The Smell of the Shop
My education didn’t begin with a manual; it began with a scent. It was the heavy, metallic tang of spent brass, the sharp bite of Hoppe’s No. 9, and the earthy sweetness of wood shavings. As a boy, I didn’t just watch my father reload; I learned that a grain of powder is the difference between perfection and failure. I grew up understanding that a gun shop isn’t just a place of business—it’s a sanctuary for history.

Hands That Built History
I come from a line of men who spoke through their tools. I can still see my great-grandfather’s hands—calloused, steady, and stained—as he shaped raw steel into knives that would last three lifetimes. That tradition followed us into the field. My weekends weren’t spent on a ball field; they were spent on the hallowed ground of Civil War reenactments, surrounded by the sulfurous thunder of black powder and the rhythmic clatter of authentic gear.

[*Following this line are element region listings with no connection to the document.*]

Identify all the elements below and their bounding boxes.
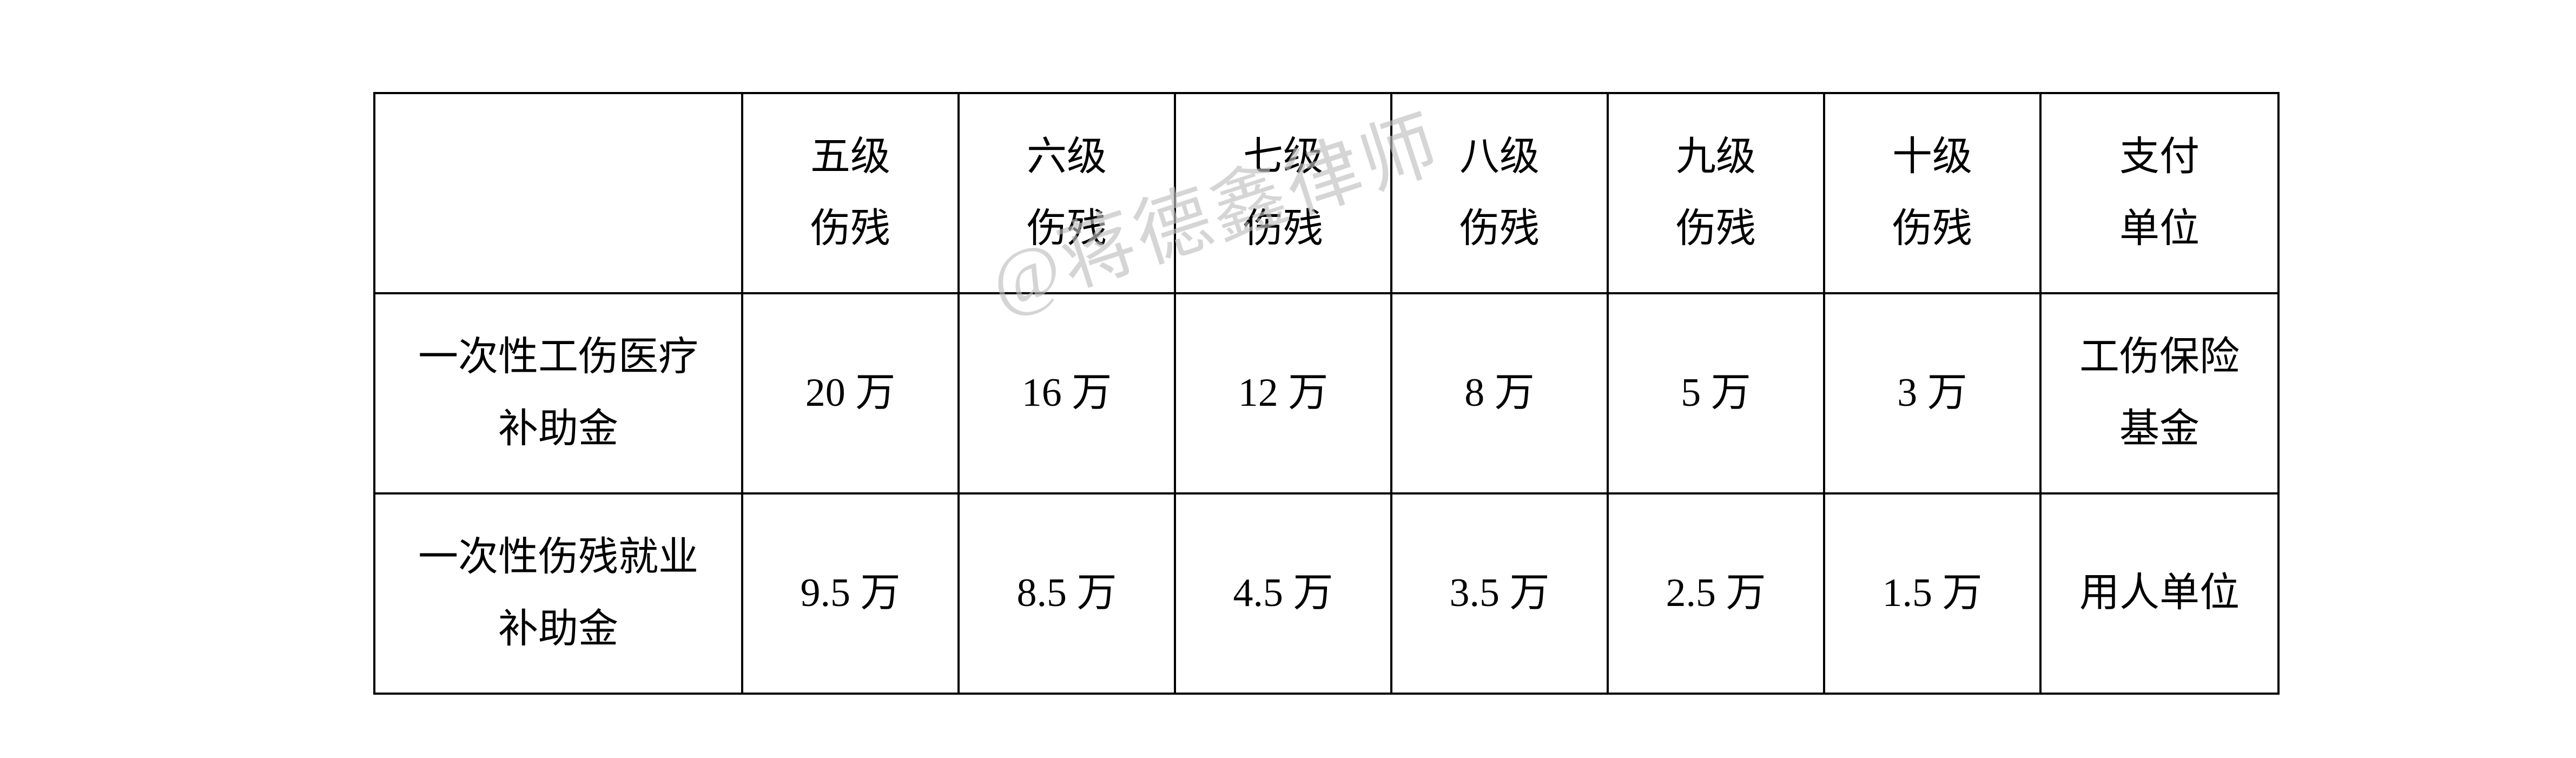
cell-text: 一次性伤残就业补助金 (418, 535, 698, 651)
header-label: 八级伤残 (1459, 135, 1540, 251)
header-payer: 支付单位 (2040, 93, 2278, 293)
cell-payer: 用人单位 (2040, 493, 2278, 694)
cell-value: 5 万 (1608, 293, 1824, 493)
cell-value: 9.5 万 (742, 493, 959, 694)
header-label: 五级伤残 (810, 135, 890, 251)
header-label: 六级伤残 (1027, 135, 1107, 251)
row-label: 一次性工伤医疗补助金 (374, 293, 742, 493)
cell-text: 一次性工伤医疗补助金 (418, 335, 698, 451)
header-label: 九级伤残 (1676, 135, 1756, 251)
header-level10: 十级伤残 (1824, 93, 2040, 293)
cell-payer: 工伤保险基金 (2040, 293, 2278, 493)
cell-value: 1.5 万 (1824, 493, 2040, 694)
table-header-row: 五级伤残 六级伤残 七级伤残 八级伤残 九级伤残 十级伤残 支付单位 (374, 93, 2278, 293)
cell-value: 2.5 万 (1608, 493, 1824, 694)
row-label: 一次性伤残就业补助金 (374, 493, 742, 694)
cell-value: 3 万 (1824, 293, 2040, 493)
header-level5: 五级伤残 (742, 93, 959, 293)
cell-text: 用人单位 (2079, 571, 2240, 615)
table-row: 一次性伤残就业补助金 9.5 万 8.5 万 4.5 万 3.5 万 2.5 万… (374, 493, 2278, 694)
page: 五级伤残 六级伤残 七级伤残 八级伤残 九级伤残 十级伤残 支付单位 一次性工伤… (0, 0, 2576, 758)
header-label: 七级伤残 (1243, 135, 1323, 251)
table-row: 一次性工伤医疗补助金 20 万 16 万 12 万 8 万 5 万 3 万 工伤… (374, 293, 2278, 493)
cell-value: 12 万 (1175, 293, 1391, 493)
cell-value: 16 万 (959, 293, 1175, 493)
cell-value: 8 万 (1391, 293, 1608, 493)
cell-value: 3.5 万 (1391, 493, 1608, 694)
cell-value: 8.5 万 (959, 493, 1175, 694)
header-level6: 六级伤残 (959, 93, 1175, 293)
compensation-table: 五级伤残 六级伤残 七级伤残 八级伤残 九级伤残 十级伤残 支付单位 一次性工伤… (373, 92, 2280, 695)
header-label: 十级伤残 (1892, 135, 1972, 251)
header-label: 支付单位 (2119, 135, 2199, 251)
cell-value: 20 万 (742, 293, 959, 493)
cell-text: 工伤保险基金 (2079, 335, 2240, 451)
header-blank (374, 93, 742, 293)
cell-value: 4.5 万 (1175, 493, 1391, 694)
header-level9: 九级伤残 (1608, 93, 1824, 293)
header-level8: 八级伤残 (1391, 93, 1608, 293)
header-level7: 七级伤残 (1175, 93, 1391, 293)
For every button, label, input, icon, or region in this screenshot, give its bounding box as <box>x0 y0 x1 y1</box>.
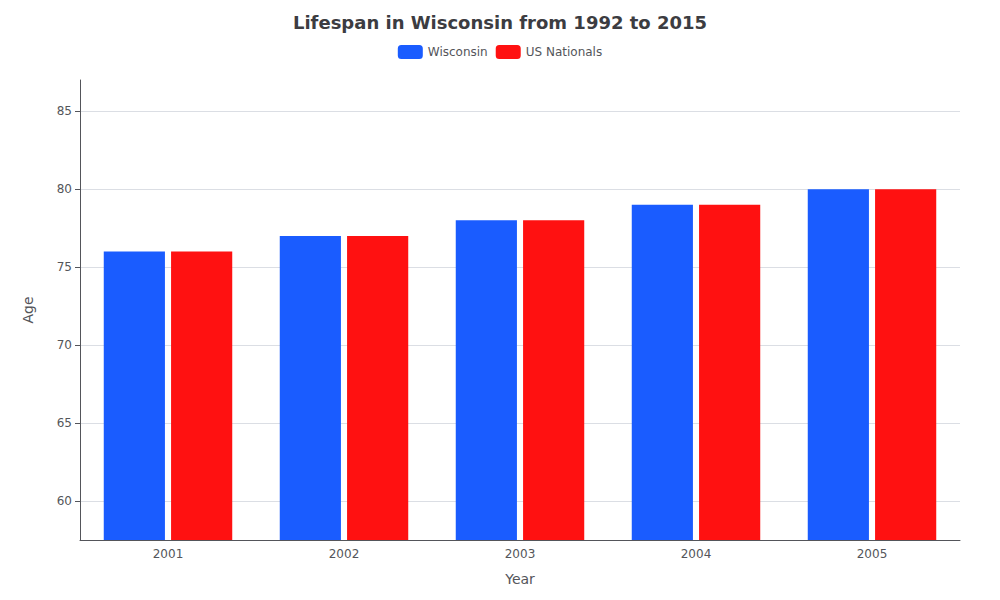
svg-text:Age: Age <box>20 296 36 323</box>
svg-text:60: 60 <box>57 494 72 508</box>
svg-text:2002: 2002 <box>329 547 360 561</box>
svg-text:Year: Year <box>504 571 535 587</box>
svg-text:2001: 2001 <box>153 547 184 561</box>
svg-text:2004: 2004 <box>681 547 712 561</box>
svg-text:70: 70 <box>57 338 72 352</box>
svg-text:80: 80 <box>57 182 72 196</box>
svg-text:2003: 2003 <box>505 547 536 561</box>
svg-text:2005: 2005 <box>857 547 888 561</box>
svg-text:85: 85 <box>57 104 72 118</box>
svg-text:Wisconsin: Wisconsin <box>428 45 488 59</box>
svg-text:65: 65 <box>57 416 72 430</box>
svg-text:Lifespan in Wisconsin from 199: Lifespan in Wisconsin from 1992 to 2015 <box>293 12 707 33</box>
svg-text:US Nationals: US Nationals <box>526 45 602 59</box>
svg-text:75: 75 <box>57 260 72 274</box>
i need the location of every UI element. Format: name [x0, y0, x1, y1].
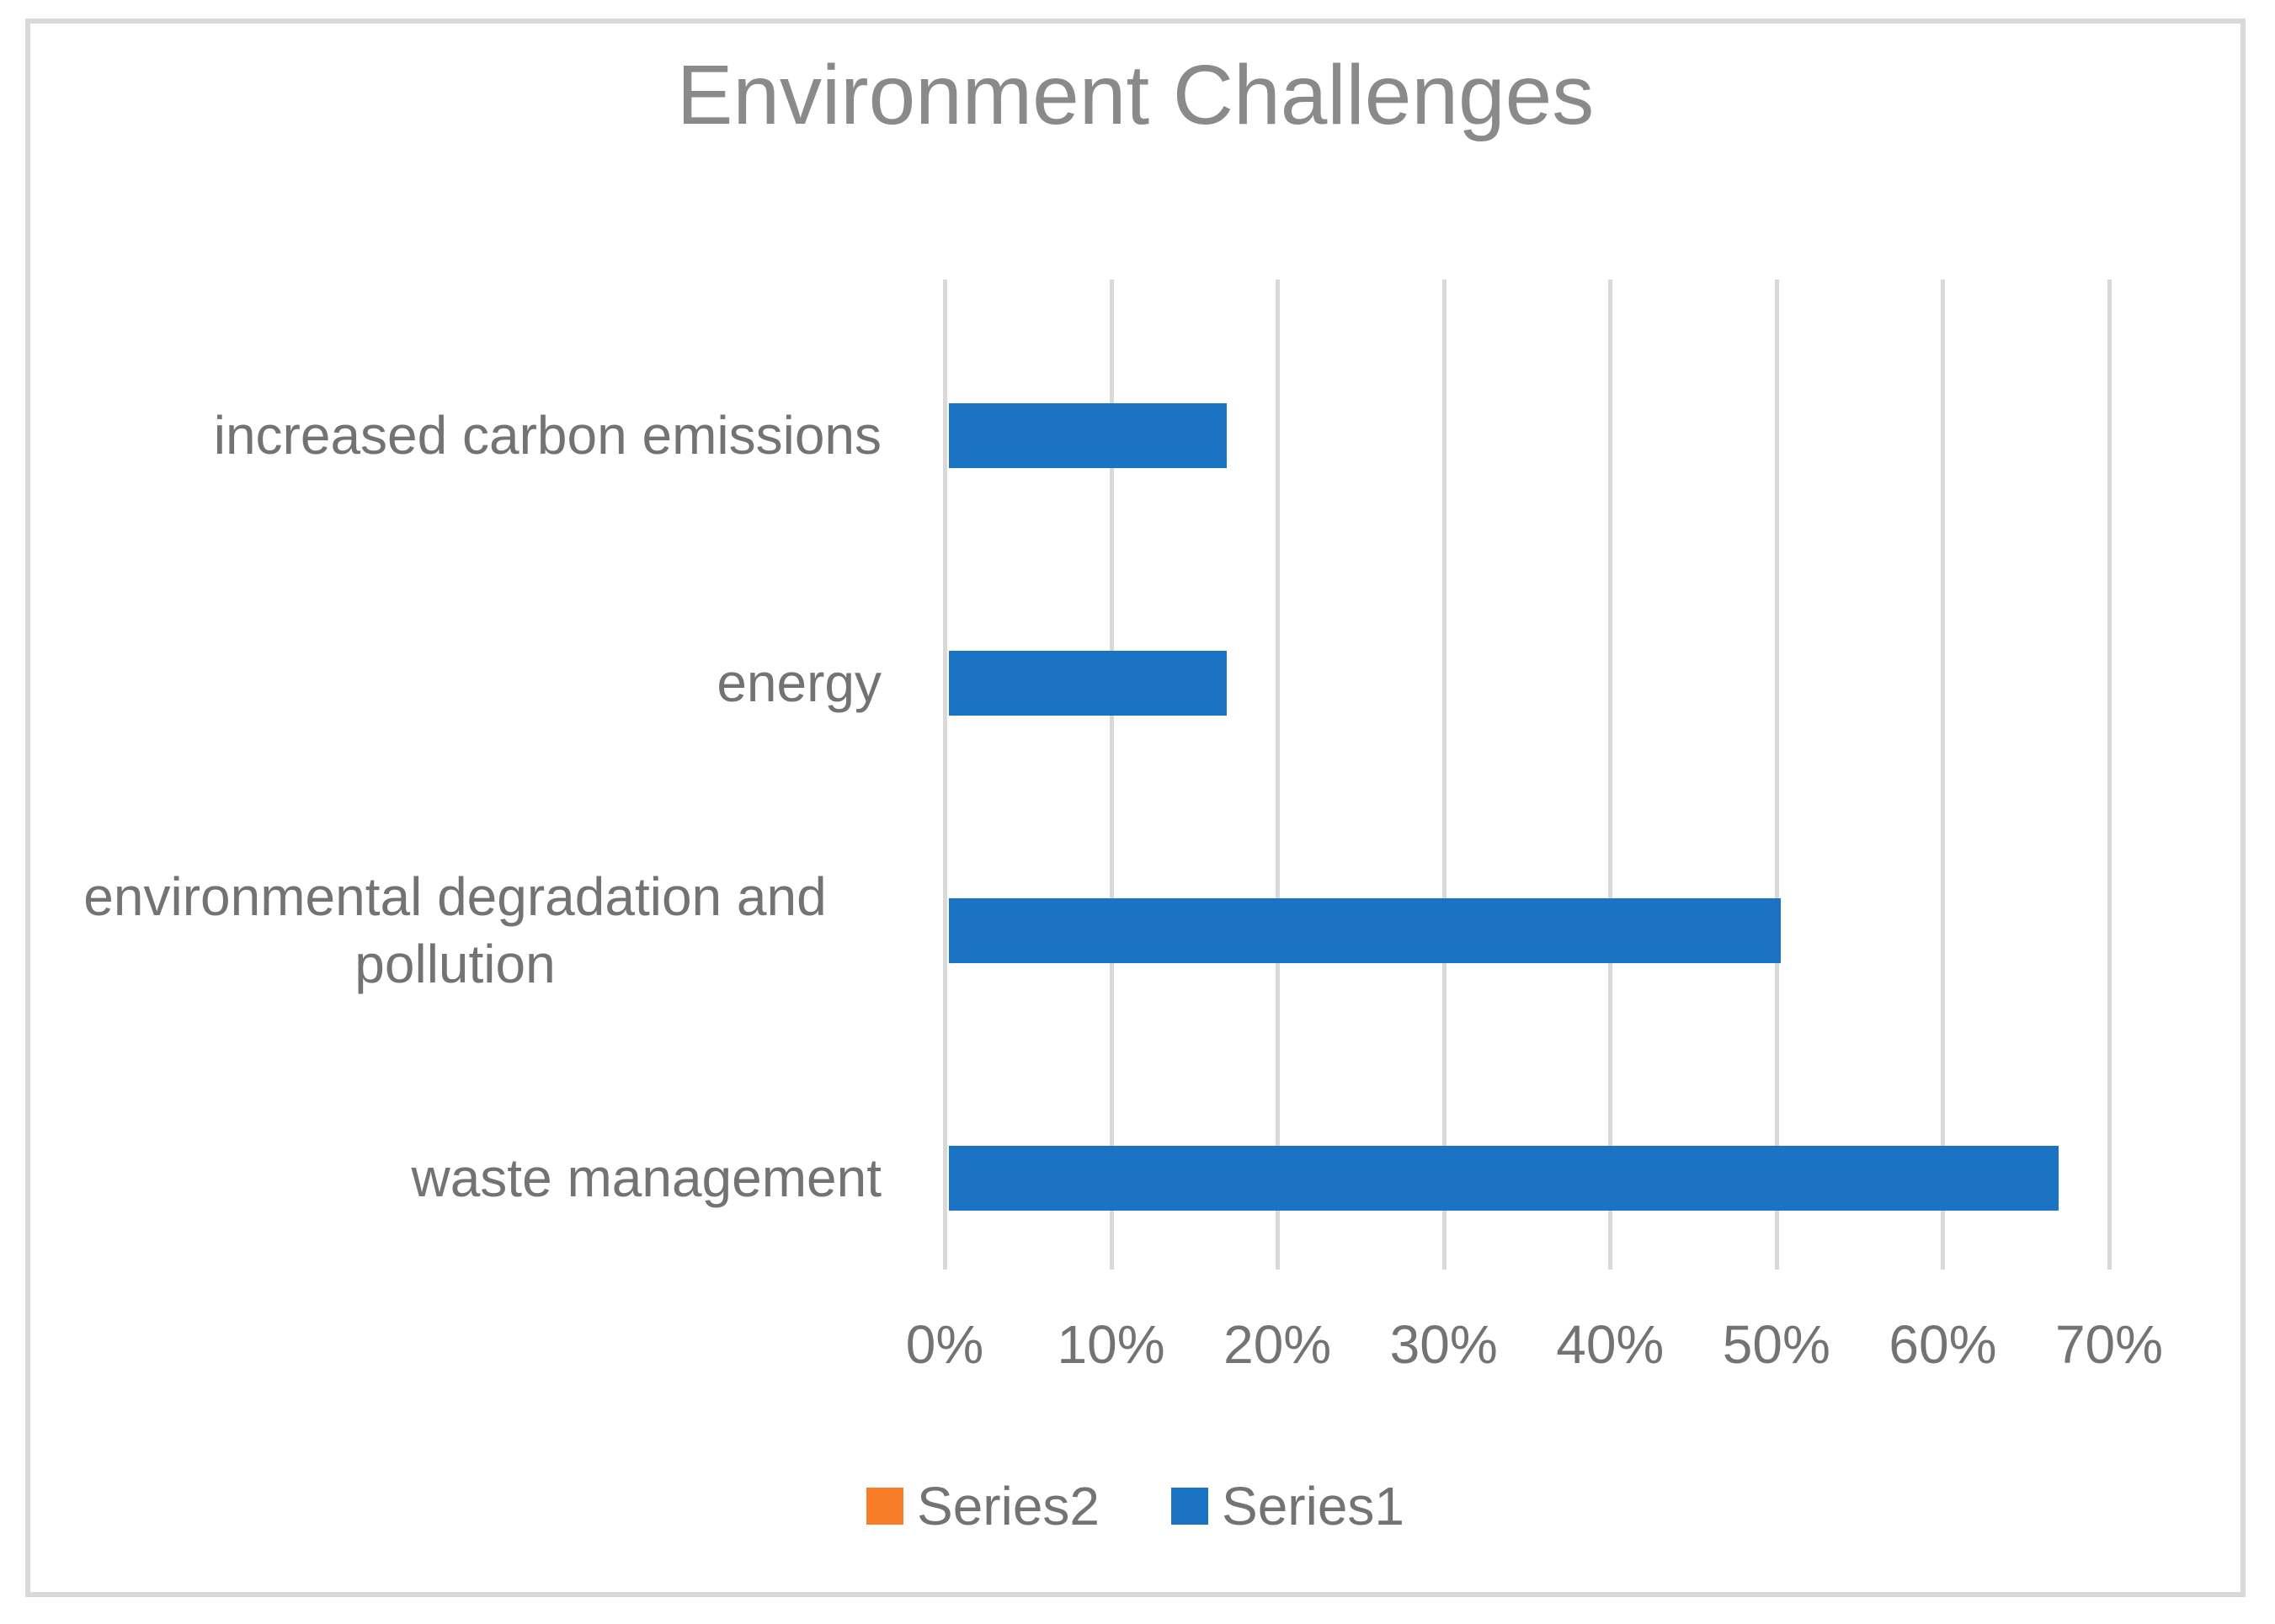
legend-label: Series1 [1222, 1476, 1404, 1536]
bar-waste-management [949, 1146, 2059, 1211]
x-tick-label: 0% [905, 1314, 984, 1375]
gridline [2107, 280, 2112, 1270]
gridline [1441, 280, 1447, 1270]
category-label: energy [29, 559, 882, 807]
legend-item-series1: Series1 [1171, 1475, 1404, 1537]
chart-title: Environment Challenges [676, 48, 1595, 142]
x-tick-label: 40% [1556, 1314, 1665, 1375]
gridline [1941, 280, 1946, 1270]
legend-item-series2: Series2 [866, 1475, 1100, 1537]
bar-increased-carbon-emissions [949, 403, 1227, 468]
x-tick-label: 60% [1889, 1314, 1997, 1375]
series1-swatch-icon [1171, 1488, 1208, 1525]
gridline [1774, 280, 1779, 1270]
category-label-text: waste management [411, 1147, 882, 1208]
chart-frame [25, 19, 2246, 1597]
x-tick-label: 30% [1389, 1314, 1498, 1375]
gridline [1109, 280, 1114, 1270]
bar-environmental-degradation-and-pollution [949, 898, 1781, 963]
category-label: increased carbon emissions [29, 311, 882, 559]
bar-energy [949, 651, 1227, 716]
category-label: waste management [29, 1054, 882, 1302]
legend-label: Series2 [917, 1476, 1100, 1536]
category-label-text: energy [717, 652, 882, 713]
gridline [1608, 280, 1613, 1270]
chart-legend: Series2 Series1 [25, 1475, 2246, 1537]
x-tick-label: 10% [1057, 1314, 1165, 1375]
category-label-text: increased carbon emissions [213, 405, 882, 466]
x-tick-label: 20% [1223, 1314, 1332, 1375]
category-label-text: environmental degradation and pollution [83, 866, 827, 994]
category-label: environmental degradation and pollution [29, 807, 882, 1054]
gridline [943, 280, 947, 1270]
series2-swatch-icon [866, 1488, 903, 1525]
x-tick-label: 50% [1722, 1314, 1830, 1375]
x-axis: 0% 10% 20% 30% 40% 50% 60% 70% [906, 1313, 2163, 1389]
gridline [1276, 280, 1281, 1270]
plot-area [943, 280, 2112, 1270]
x-tick-label: 70% [2054, 1314, 2164, 1375]
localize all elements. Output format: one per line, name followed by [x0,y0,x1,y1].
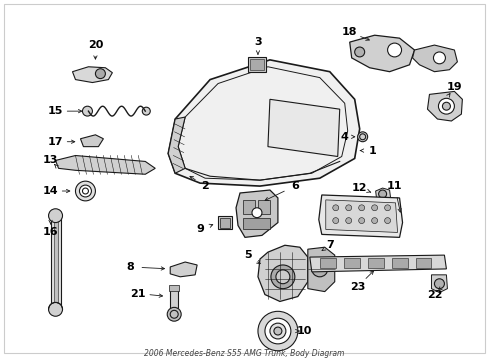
Polygon shape [309,255,446,272]
Circle shape [442,102,449,110]
Bar [343,258,359,268]
Circle shape [384,205,390,211]
Circle shape [371,205,377,211]
Polygon shape [168,60,359,186]
Circle shape [48,302,62,316]
Bar [243,200,254,214]
Bar [53,216,58,309]
Polygon shape [267,99,339,157]
Circle shape [378,190,386,198]
Circle shape [358,205,364,211]
Circle shape [433,279,444,289]
Text: 15: 15 [48,106,63,116]
Bar [169,285,179,291]
Polygon shape [170,262,197,277]
Text: 18: 18 [341,27,357,37]
Bar [391,258,407,268]
Circle shape [167,307,181,321]
Circle shape [80,185,91,197]
Polygon shape [430,275,447,293]
Circle shape [95,69,105,78]
Circle shape [332,218,338,224]
Polygon shape [72,67,112,82]
Polygon shape [412,45,456,72]
Text: 23: 23 [349,282,365,292]
Text: 7: 7 [325,240,333,250]
Polygon shape [307,247,334,292]
Circle shape [82,106,92,116]
Text: 2006 Mercedes-Benz S55 AMG Trunk, Body Diagram: 2006 Mercedes-Benz S55 AMG Trunk, Body D… [143,349,344,358]
Circle shape [345,218,351,224]
Bar [243,218,269,229]
Text: 21: 21 [130,289,146,298]
Text: 2: 2 [201,181,208,191]
Circle shape [270,265,294,289]
Bar [415,258,430,268]
Text: 9: 9 [196,225,203,234]
Circle shape [432,52,445,64]
Polygon shape [56,156,155,174]
Text: 6: 6 [290,181,298,191]
Circle shape [48,209,62,222]
Bar [50,216,61,309]
Circle shape [438,98,453,114]
Text: 22: 22 [426,289,441,300]
Text: 19: 19 [446,82,461,93]
Circle shape [311,261,327,277]
Polygon shape [236,190,277,237]
Circle shape [258,311,297,351]
Circle shape [371,218,377,224]
Text: 20: 20 [87,40,103,50]
Bar [170,287,178,309]
Bar [319,258,335,268]
Circle shape [251,208,262,218]
Circle shape [384,218,390,224]
Circle shape [357,132,367,142]
Bar [249,59,264,70]
Text: 5: 5 [244,250,251,260]
Bar [258,200,269,214]
Text: 4: 4 [340,132,348,142]
Circle shape [387,43,401,57]
Text: 11: 11 [386,181,402,191]
Polygon shape [81,135,103,147]
Circle shape [345,205,351,211]
Text: 8: 8 [126,262,134,272]
Text: 1: 1 [368,145,376,156]
Circle shape [264,318,290,344]
Text: 10: 10 [297,326,312,336]
Bar [220,218,229,228]
Circle shape [273,327,281,335]
Text: 3: 3 [254,37,261,47]
Polygon shape [168,117,185,173]
Text: 14: 14 [42,186,58,196]
Circle shape [332,205,338,211]
Bar [367,258,383,268]
Circle shape [354,47,364,57]
Polygon shape [318,195,402,237]
Bar [218,216,232,229]
Circle shape [358,218,364,224]
Polygon shape [427,91,462,121]
Text: 13: 13 [43,156,58,166]
Text: 16: 16 [42,228,58,238]
Circle shape [142,107,150,115]
Polygon shape [349,35,414,72]
Text: 12: 12 [351,183,366,193]
Polygon shape [258,245,307,301]
Text: 17: 17 [48,137,63,147]
Circle shape [275,270,289,284]
Circle shape [269,323,285,339]
Bar [247,57,265,72]
Polygon shape [375,188,390,201]
Polygon shape [325,200,397,233]
Circle shape [75,181,95,201]
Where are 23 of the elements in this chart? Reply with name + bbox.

From Williamsburg to Springfield
My obsession with the “how” took me from the soot-stained hearths of the Colonial Williamsburg gunsmith shop to the hallowed halls of the Springfield Armory; from Gettysburg to Monmouth and hunting trips across 1000’s of acres of Oregon to my local gun club, I have always reveled in learning about firearms. I’ve studied the evolution of the trigger pull from the flintlock era to the modern striker-fired pistol. Whether it’s the clockwork elegance of a 19th-century musket or the rugged utility of the Bren and Sten guns my wife has gifted me over the years, I see every firearm as a masterpiece of engineering.

Why I Work
I don’t just “fix guns.” I preserve legacies. Whether you are bringing in a family heirloom that hasn’t fired since the 1860s or a modern handgun that needs a match-grade edge, I treat every piece with the same reverence my father taught me at that first workbench.
I work with my hands, but I lead with my heritage.